5. Significance and Implications

• Overcoming Immune Imprinting: The study suggests that the EABR platform, particularly in a bivalent format, can break through immune imprinting to elicit broader, more diverse antibody responses in pre-vaccinated populations.
• Future Vaccine Design: The findings support the development of bivalent or multivalent EABR mRNA boosters as a strategy to confer durable protection against rapidly evolving viruses. The ability to induce polyclass responses reduces the likelihood of viral escape, as the virus would need to mutate multiple conserved epitope classes simultaneously.
• Mechanistic Innovation: The discovery of S heterotrimer formation and its potential role in intra-S crosslinking offers a new mechanistic target for vaccine design.
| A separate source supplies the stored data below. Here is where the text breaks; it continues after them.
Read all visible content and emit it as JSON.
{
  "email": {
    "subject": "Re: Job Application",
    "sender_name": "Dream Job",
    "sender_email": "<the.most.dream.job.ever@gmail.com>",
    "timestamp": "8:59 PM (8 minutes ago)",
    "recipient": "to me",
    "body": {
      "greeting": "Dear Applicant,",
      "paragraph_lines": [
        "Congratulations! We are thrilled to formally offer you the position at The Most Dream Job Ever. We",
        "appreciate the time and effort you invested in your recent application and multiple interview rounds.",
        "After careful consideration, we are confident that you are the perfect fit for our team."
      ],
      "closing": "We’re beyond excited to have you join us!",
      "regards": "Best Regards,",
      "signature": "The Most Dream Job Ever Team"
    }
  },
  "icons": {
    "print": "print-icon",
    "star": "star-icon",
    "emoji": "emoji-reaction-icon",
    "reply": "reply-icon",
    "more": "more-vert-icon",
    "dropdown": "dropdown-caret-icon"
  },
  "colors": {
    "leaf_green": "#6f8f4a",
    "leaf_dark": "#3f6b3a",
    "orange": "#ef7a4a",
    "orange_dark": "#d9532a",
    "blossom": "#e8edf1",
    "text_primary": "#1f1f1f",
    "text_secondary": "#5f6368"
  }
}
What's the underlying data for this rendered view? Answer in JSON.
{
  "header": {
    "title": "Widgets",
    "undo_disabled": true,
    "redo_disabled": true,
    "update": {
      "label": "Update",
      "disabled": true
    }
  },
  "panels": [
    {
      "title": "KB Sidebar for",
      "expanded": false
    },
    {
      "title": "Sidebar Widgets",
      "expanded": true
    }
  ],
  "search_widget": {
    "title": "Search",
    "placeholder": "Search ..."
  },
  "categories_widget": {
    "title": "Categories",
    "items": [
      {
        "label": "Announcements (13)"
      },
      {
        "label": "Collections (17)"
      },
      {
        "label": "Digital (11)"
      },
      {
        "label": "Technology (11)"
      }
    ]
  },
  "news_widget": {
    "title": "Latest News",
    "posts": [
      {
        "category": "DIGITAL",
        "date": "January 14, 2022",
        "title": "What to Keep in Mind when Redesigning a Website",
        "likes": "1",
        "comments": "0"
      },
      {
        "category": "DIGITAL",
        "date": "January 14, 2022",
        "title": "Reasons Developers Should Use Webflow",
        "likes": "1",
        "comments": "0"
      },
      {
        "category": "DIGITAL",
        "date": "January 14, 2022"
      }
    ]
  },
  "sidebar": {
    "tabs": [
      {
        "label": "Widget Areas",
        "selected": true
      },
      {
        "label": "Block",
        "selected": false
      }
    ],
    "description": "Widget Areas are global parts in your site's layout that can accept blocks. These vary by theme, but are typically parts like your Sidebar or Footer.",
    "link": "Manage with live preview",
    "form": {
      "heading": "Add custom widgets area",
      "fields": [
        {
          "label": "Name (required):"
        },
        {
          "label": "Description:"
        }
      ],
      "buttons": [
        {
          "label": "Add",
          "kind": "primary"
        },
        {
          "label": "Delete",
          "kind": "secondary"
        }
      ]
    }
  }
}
It suggests that the physical presentation of antigens (e.g., on eVLPs or as heterotrimers) is as critical as the antigen sequence itself for driving cross-reactive immunity.
• Pandemic Preparedness: This platform could reduce the need for frequent, variant-specific updates by providing a "broad-spectrum" booster that maintains efficacy against current and future variants.

Limitations Noted: The study used older variants (BA.5, BQ.1.1) due to the timeline of the research; future work is needed to test against currently circulating variants (e.g., JN.1). Additionally, while the polyclass response was observed, the translation to in vivo protection against severe disease in humans requires further clinical investigation.